Question 3 of the SBAC Practice Exam is on solution sets:

Click the table to indicate whether each equation has no real solution, one real solution, or infinitely many real solutions.
  • 5/(20x) = 1/(4x)
  • 3x = 4 + 5x
  • sqrt(2x + 3) + 6 = 0
Of these three equations, only one is undoubtedly a first semester Algebra I problem. It's easy to solve this linear equation:

3x = 4 + 5x
-2x = 4
x = -2 (one real solution)

The first equation could be taught in first semester Algebra I. Even though it's not linear, it's easily transformable into a linear equation using cross multiplying, which may be studied in first semester:

5/(20x) = 1/(4x)
20x = 20x (infinitely many solutions)

Notice that the solution isn't "all real numbers" -- x = 0 can't be a solution, since x appears in the denominators in the original equation. But the SBAC question indicates "infinitely many solutions," which is not the same as saying that all real numbers are solutions.

The last equation is definitely not a first semester Algebra I problem. Notice that just last week, I subbed in an eighth grade Algebra I class that was studying radical equations -- and last week was clearly in the second semester:

sqrt(2x + 3) + 6 = 0
sqrt(2x + 3) = -6
2x + 3 = 36
2x = 33
x = 16.5

But let's check this answer:

sqrt(2 * 16.5 + 3) + 6 = 0
sqrt(36) + 6 = 0
6 + 6 = 0
12 = 0 (no real solution)

This is an extraneous root. In fact, it should have been obvious at the step sqrt(2x + 3) - 6 that the principal square root of (2x + 3) can never be -6.

Since my goal is to prepare for the summer Algebra I class, let me write out how exactly I'd teach solving the second equation to my students:

3x = 4 + 5x

Let's get all the x's on the left side and all the numbers on the right side. We want to get rid of the 5x on the right side, so instead of adding 5x, let's subtract 5x:

3x - 5x = 4 + 5x - 5x
-2x = 4

So this is -2 times x. But I don't want -2 times x -- I want just x. So instead of multiplying by -2, let's divide by -2:

-2x/-2 = 4/-2
x = -2

Question 4 of the SBAC Practice Exam is on adding and subtracting polynomials:

Enter an expression equivalent to (3x^2 + 2y^2 - 3x) + (2x^2 + y^2 - 2x) - (x^2 + 3y^2 + x) using the fewest number of possible terms.

This is definitely a second semester Algebra I problem.
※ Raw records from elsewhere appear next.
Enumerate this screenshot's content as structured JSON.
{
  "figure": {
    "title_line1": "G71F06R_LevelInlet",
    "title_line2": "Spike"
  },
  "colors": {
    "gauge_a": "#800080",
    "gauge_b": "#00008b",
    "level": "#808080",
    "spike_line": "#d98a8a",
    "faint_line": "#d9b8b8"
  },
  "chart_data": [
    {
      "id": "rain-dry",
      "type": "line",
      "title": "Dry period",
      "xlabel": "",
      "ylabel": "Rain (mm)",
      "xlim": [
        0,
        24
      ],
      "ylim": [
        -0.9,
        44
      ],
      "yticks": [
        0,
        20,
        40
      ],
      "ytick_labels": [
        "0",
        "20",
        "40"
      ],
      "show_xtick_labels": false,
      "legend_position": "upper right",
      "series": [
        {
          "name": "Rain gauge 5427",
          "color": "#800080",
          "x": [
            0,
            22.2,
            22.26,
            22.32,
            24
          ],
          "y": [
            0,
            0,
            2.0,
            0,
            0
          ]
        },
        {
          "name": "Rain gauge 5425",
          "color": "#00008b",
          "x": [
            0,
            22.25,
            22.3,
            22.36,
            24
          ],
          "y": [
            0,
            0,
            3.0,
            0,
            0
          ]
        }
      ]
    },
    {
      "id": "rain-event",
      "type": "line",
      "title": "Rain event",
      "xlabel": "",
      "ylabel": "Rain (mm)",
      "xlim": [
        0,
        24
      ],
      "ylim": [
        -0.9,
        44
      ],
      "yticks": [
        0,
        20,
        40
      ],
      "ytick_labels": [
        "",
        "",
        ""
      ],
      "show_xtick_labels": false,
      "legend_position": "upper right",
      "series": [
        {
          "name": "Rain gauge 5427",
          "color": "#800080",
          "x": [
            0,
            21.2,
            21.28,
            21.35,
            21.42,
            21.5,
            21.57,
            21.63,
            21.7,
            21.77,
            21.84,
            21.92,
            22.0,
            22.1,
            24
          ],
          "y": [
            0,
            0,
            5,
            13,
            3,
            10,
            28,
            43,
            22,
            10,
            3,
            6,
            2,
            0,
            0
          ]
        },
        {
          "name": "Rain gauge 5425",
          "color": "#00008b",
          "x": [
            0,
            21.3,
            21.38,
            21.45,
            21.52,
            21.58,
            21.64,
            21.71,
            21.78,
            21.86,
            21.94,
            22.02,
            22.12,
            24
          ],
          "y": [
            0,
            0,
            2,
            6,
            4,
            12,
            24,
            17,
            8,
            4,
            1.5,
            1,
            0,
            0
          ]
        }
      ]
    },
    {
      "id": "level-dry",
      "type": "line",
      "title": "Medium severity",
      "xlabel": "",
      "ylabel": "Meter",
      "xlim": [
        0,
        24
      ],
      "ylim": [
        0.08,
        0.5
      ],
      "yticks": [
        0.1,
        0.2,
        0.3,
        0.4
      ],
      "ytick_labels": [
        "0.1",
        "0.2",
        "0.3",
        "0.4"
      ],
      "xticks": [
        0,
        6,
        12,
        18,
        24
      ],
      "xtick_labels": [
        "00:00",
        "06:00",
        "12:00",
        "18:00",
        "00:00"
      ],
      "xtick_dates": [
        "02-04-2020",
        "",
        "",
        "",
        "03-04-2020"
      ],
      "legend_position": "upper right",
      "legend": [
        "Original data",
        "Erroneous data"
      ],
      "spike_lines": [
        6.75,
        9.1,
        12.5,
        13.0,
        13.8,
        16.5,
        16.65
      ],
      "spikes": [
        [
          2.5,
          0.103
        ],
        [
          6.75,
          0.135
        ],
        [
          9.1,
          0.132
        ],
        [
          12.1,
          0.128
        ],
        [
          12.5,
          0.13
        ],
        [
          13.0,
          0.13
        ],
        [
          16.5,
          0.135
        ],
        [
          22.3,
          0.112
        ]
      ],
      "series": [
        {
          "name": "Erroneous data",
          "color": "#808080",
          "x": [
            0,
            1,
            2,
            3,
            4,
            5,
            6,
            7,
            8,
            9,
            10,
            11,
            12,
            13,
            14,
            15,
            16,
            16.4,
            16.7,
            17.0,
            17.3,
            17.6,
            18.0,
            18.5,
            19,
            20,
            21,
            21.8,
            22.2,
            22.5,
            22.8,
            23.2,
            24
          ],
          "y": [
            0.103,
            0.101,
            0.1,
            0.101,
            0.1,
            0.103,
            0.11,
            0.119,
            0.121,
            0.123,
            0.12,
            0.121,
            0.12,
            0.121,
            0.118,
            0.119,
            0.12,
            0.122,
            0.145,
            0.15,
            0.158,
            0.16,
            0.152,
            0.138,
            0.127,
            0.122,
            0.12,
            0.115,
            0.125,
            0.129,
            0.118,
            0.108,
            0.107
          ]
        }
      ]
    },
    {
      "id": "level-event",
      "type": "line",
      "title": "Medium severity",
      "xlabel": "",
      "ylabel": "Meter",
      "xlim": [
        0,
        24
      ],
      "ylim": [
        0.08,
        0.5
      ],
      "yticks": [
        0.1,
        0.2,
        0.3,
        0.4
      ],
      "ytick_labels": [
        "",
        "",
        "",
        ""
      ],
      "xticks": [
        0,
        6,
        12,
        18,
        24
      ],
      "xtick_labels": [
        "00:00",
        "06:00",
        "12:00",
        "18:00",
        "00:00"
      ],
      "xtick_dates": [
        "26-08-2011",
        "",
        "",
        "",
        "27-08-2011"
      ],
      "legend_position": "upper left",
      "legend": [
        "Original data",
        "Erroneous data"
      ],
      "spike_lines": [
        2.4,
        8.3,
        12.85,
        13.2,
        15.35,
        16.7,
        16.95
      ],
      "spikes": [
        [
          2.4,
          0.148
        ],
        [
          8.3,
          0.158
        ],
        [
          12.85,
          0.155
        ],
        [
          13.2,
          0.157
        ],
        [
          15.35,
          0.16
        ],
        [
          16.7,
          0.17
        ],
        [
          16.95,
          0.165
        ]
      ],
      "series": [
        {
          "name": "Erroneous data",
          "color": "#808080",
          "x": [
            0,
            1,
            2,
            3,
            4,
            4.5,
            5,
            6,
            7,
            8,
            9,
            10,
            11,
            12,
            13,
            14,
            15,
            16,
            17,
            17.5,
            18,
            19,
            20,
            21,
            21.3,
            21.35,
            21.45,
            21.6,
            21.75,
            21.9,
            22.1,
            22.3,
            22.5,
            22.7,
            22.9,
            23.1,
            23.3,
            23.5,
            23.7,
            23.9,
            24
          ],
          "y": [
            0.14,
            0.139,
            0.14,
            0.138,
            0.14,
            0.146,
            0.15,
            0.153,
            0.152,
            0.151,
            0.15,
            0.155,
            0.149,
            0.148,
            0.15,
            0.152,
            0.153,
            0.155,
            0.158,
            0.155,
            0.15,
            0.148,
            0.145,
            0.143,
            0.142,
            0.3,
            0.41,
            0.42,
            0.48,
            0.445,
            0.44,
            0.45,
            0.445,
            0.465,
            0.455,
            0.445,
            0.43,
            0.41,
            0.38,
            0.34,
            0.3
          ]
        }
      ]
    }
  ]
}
Let's take care of the subtraction first:

(3x^2 + 2y^2 - 3x) + (2x^2 + y^2 - 2x) - (x^2 + 3y^2 + x)
= 3x^2 + 2y^2 - 3x + 2x^2 + y^2 - 2x - x^2 - 3y^2 - x
= 3x^2 + 2x^2 - x^2 + 2y^2 + y^2 - 3y^2 - 3x - 2x - x
= 4x^2 - 6x

This is a straightforward combining like terms problem, except that all y^2 terms are eliminated.

SBAC Practice Exam Question 3
Common Core Standard:
Explain each step in solving a simple equation as following from the equality of numbers asserted at the previous step, starting from the assumption that the original equation has a solution. Construct a viable argument to justify a solution method.
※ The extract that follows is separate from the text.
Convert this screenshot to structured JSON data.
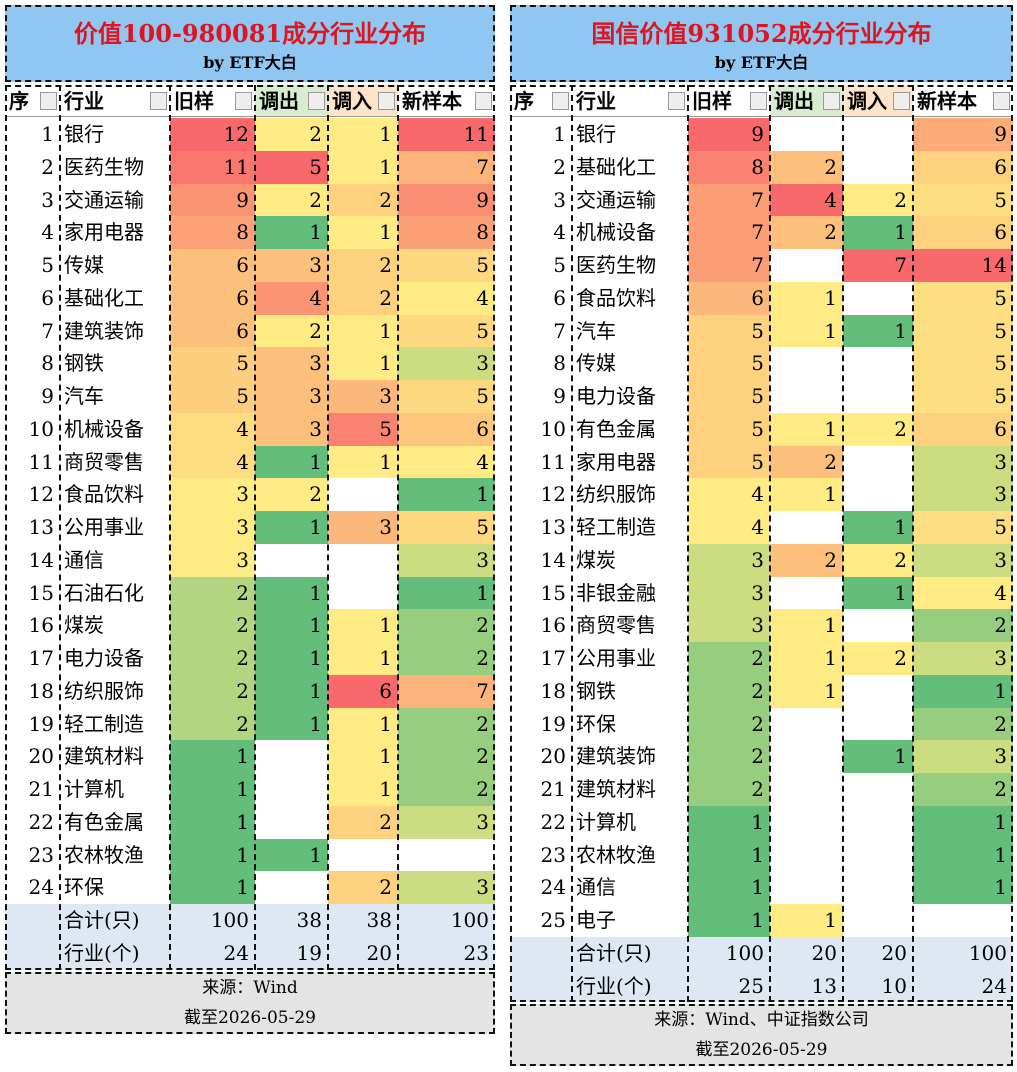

SBAC Practice Exam Question 4
Common Core Standard:
Understand that polynomials form a system analogous to the integers, namely, they are closed under the operations of addition, subtraction, and multiplication; add, subtract, and multiply polynomials.
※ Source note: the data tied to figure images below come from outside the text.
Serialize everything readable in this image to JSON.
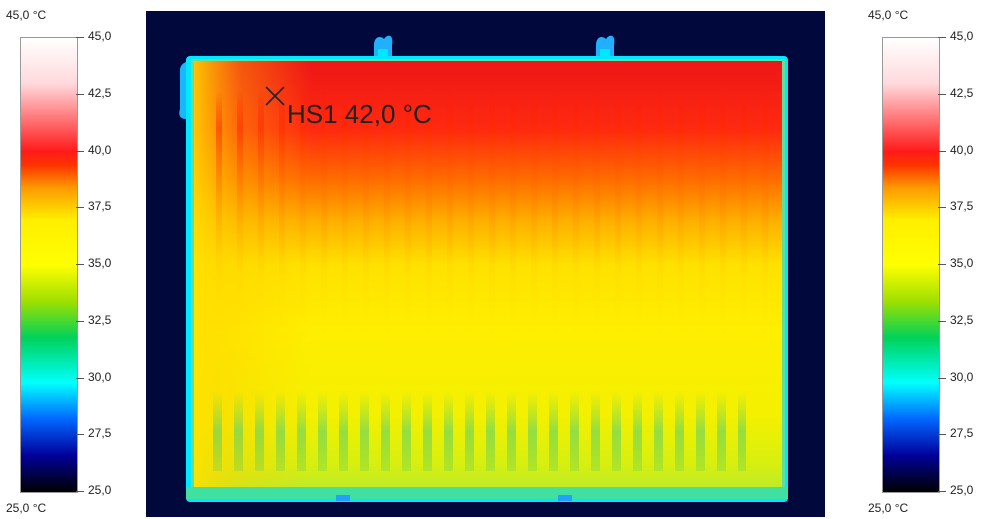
{
  "scale": {
    "top_label": "45,0 °C",
    "bottom_label": "25,0 °C",
    "ticks": [
      "45,0",
      "42,5",
      "40,0",
      "37,5",
      "35,0",
      "32,5",
      "30,0",
      "27,5",
      "25,0"
    ]
  },
  "measurement": {
    "label": "HS1 42,0 °C"
  },
  "colors": {
    "background": "#00083c",
    "hot": "#ff1a1a",
    "warm": "#ffee00",
    "cool": "#00d25a",
    "edge": "#00ffff"
  }
}
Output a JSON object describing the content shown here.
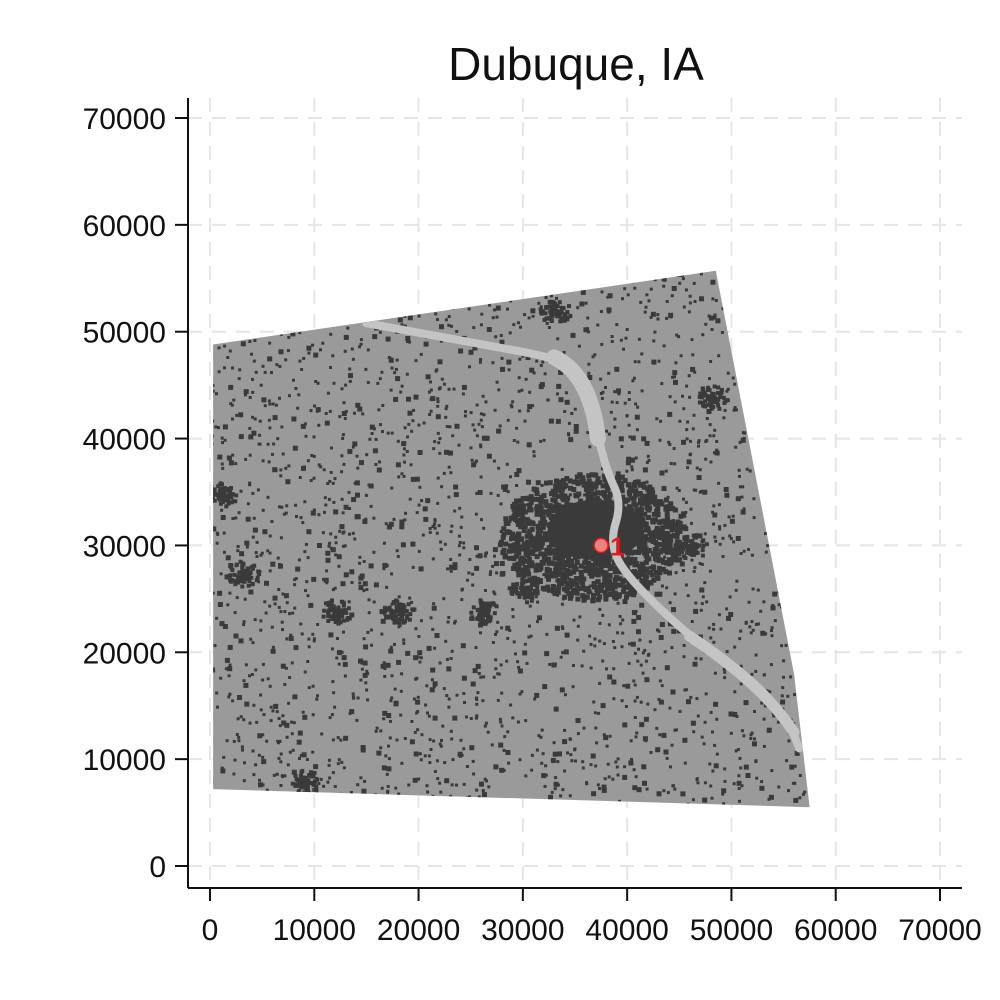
{
  "chart_data": {
    "type": "scatter",
    "title": "Dubuque, IA",
    "xlabel": "",
    "ylabel": "",
    "xlim": [
      -2000,
      72000
    ],
    "ylim": [
      -2000,
      72000
    ],
    "x_ticks": [
      0,
      10000,
      20000,
      30000,
      40000,
      50000,
      60000,
      70000
    ],
    "y_ticks": [
      0,
      10000,
      20000,
      30000,
      40000,
      50000,
      60000,
      70000
    ],
    "grid": true,
    "region_outline": [
      [
        300,
        48800
      ],
      [
        48500,
        55700
      ],
      [
        56000,
        18000
      ],
      [
        57500,
        5500
      ],
      [
        300,
        7200
      ]
    ],
    "river_path": [
      [
        15000,
        50800
      ],
      [
        25000,
        49000
      ],
      [
        33500,
        47500
      ],
      [
        35800,
        46000
      ],
      [
        36800,
        42000
      ],
      [
        38000,
        37000
      ],
      [
        39500,
        34000
      ],
      [
        38300,
        30200
      ],
      [
        40000,
        27000
      ],
      [
        46500,
        21000
      ],
      [
        52000,
        17500
      ],
      [
        55500,
        13500
      ],
      [
        56500,
        11000
      ]
    ],
    "urban_center": {
      "x": 36500,
      "y": 31000
    },
    "series": [
      {
        "points": [
          {
            "x": 37500,
            "y": 30000,
            "label": "1"
          }
        ]
      }
    ],
    "colors": {
      "land": "#9a9a9a",
      "developed": "#3a3a3a",
      "water": "#c4c4c4",
      "marker": "#e31a1c",
      "marker_fill": "#f08080",
      "grid": "#e6e6e6"
    }
  }
}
Commentary: Equations with variables on both sides appear in Lesson 6-6 of the U of Chicago Algebra I text, while proportions appear in Lesson 5-7. For the square root equation, my eighth graders last week pointed out that -6 is also a square root of 36, yet x = 16.5 isn't a solution because the sqrt() symbols indicate the principal square root only. It's also possible for two wrongs to make a right here -- they claim that 2x = 33 has no solution because it's impossible to divide an odd number by 2!